Berkman is currently a member of the Institute of Medicine and serves as chair of the Board of Scientific Counselors of the National Institute on Aging of the National Institutes of Health. She is a past president of the Society for Epidemiologic Research.
About the Associate Director
David Canning is the Richard Saltonstall Professor of Population Sciences and Professor of Economics and International Health at the Harvard School of Public Health. He holds a Ph.D. in economics from Cambridge University and is currently deputy director of the Program on the Global Demography of Aging. He also heads the economics track of the doctoral program in Population and International Health.
Before assuming his role at the Harvard School of Public Health, Canning held faculty positions at the London School of Economics, Cambridge University, Columbia University, and Queen’s University Belfast, where he received his B.A. in economics and mathematics in 1979. In addition, Dr. Canning has served as a consultant to the World Health Organization, the World Bank, and the Asian Development Bank. He was also a member of Working Group One of the World Health Organization’s Commission on Macroeconomics and Health.
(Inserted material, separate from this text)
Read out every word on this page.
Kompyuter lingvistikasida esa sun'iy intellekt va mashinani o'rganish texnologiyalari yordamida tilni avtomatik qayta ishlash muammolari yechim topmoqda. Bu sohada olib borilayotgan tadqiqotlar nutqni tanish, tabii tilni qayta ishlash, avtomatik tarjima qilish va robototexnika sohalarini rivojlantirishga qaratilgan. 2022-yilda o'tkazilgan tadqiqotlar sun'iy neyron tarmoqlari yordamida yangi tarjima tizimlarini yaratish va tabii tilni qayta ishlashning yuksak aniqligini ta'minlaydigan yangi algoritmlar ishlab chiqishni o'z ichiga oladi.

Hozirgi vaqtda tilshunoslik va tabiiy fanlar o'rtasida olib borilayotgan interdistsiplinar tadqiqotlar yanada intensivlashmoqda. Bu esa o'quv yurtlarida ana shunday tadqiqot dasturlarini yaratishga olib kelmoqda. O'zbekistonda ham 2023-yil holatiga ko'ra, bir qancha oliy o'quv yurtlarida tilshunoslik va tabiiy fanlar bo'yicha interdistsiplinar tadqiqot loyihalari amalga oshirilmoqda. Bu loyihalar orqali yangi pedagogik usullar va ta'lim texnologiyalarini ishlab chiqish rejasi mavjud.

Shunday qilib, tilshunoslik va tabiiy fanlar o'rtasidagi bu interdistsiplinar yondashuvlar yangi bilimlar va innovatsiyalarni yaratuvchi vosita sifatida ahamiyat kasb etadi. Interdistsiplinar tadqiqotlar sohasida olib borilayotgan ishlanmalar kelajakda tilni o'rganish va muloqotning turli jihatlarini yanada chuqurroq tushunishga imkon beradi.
Canning’s research on demographic change focuses on the effect of changes in age structure on aggregate economic activity, and the effect of changes in longevity on economic behavior. In terms of health, the research focuses on health as a form of human capital and its affect on worker productivity. In one of his most recent projects, Canning and his collaborators, David Bloom, Jocelyn Finlay, and Gunther Fink, analyzed the effect of fertility on income per capita with a particular focus on Europe. For European countries with below-replacement fertility (a fertility rate that is not high enough to replace an area’s population), the cost of continued low fertility will only be observed in the long run. They found the burden of old-age dependency dominates the youth dependency decline, and continued low fertility will lead to small working-age shares in the absence of large migration inflows. And without substantial adjustments in labor force participation or migration policies, the potential negative repercussions on the European economy are large.